Can Design Thinking Improve Programming? – Empirically Evaluating Design Methods for Program Design Tasks
PI: Prof. Robert Hirschfeld
What would it mean for a programmer to work like a designer? While many problems addressed by programmers have characteristics similar to design problems, programmers typically do not use methods developed to address these problems. Divergent and convergent thinking, externalizing thoughts, supporting thinking by doing, working on parallel lines of thought—we claim that such design methods can significantly improve program design outcomes, which are increasingly important for software development and evolution. Unfortunately, there is little meaningful data to confirm our claim. More specifically, it remains unclear how such methods can be adopted, what needs to be adapted, and what the effects will be.
Our overall goal is to gather empirical support for our claim that design thinking can improve programming. We will show that the application of design methods to program design tasks has a significant effect on their outcome.

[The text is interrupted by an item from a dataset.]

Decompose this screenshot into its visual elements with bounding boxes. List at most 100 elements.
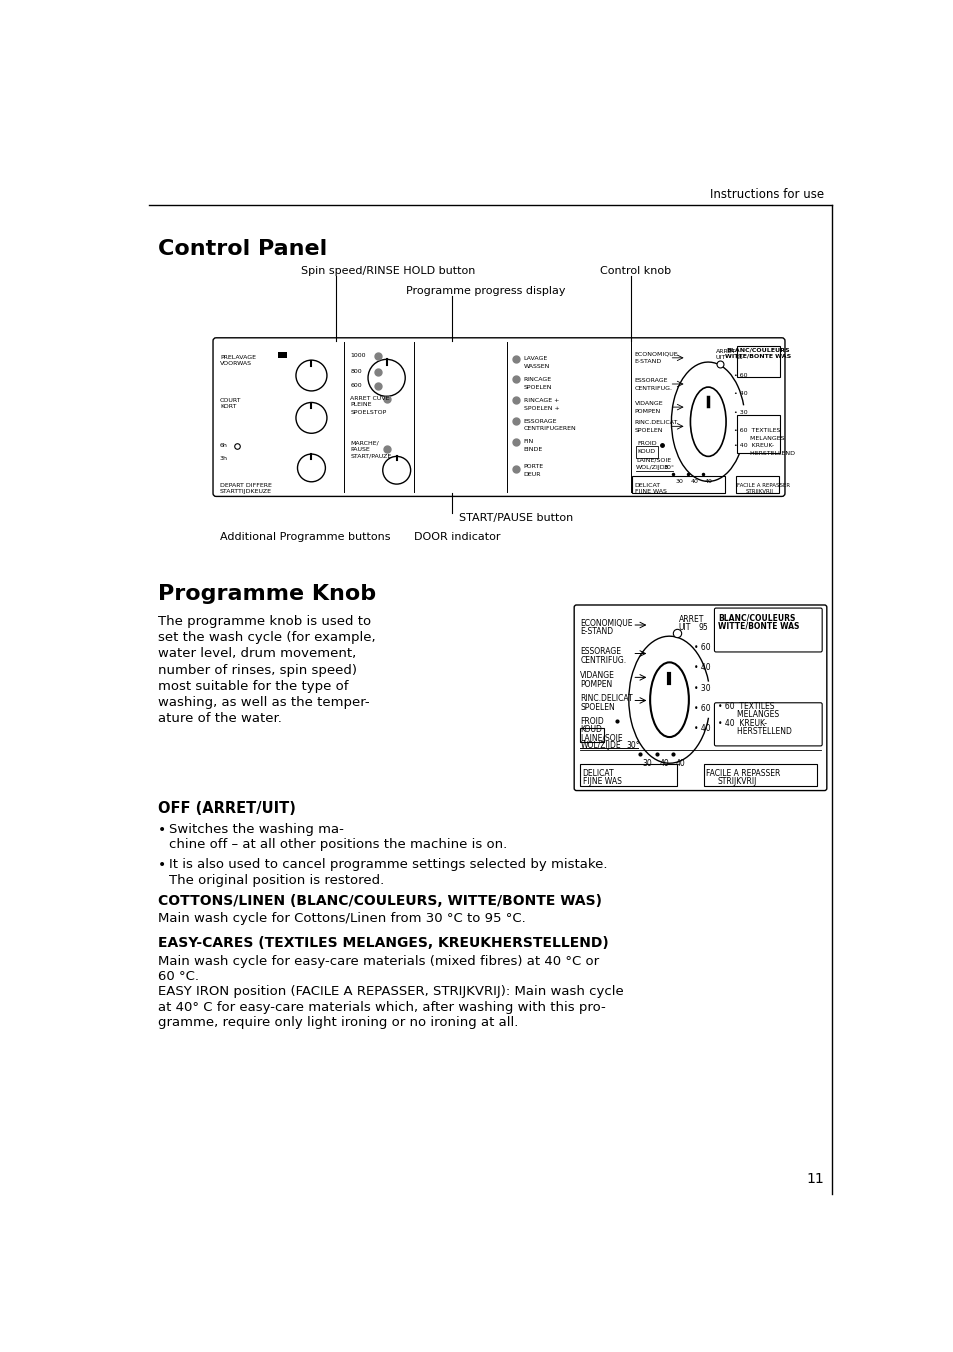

We expect our findings will have an impact on both education and tool support for program design tasks. Just as office space can affect design performance, we expect development tools to have a significant influence on program design activities and their outcomes. This could justify major investments in reconsidering and redesigning development tools with respect to and with a focus on program design activities. We also expect education in design thinking to affect performance during program design tasks. This will encourage exercising programmers’ design skills during their professional education.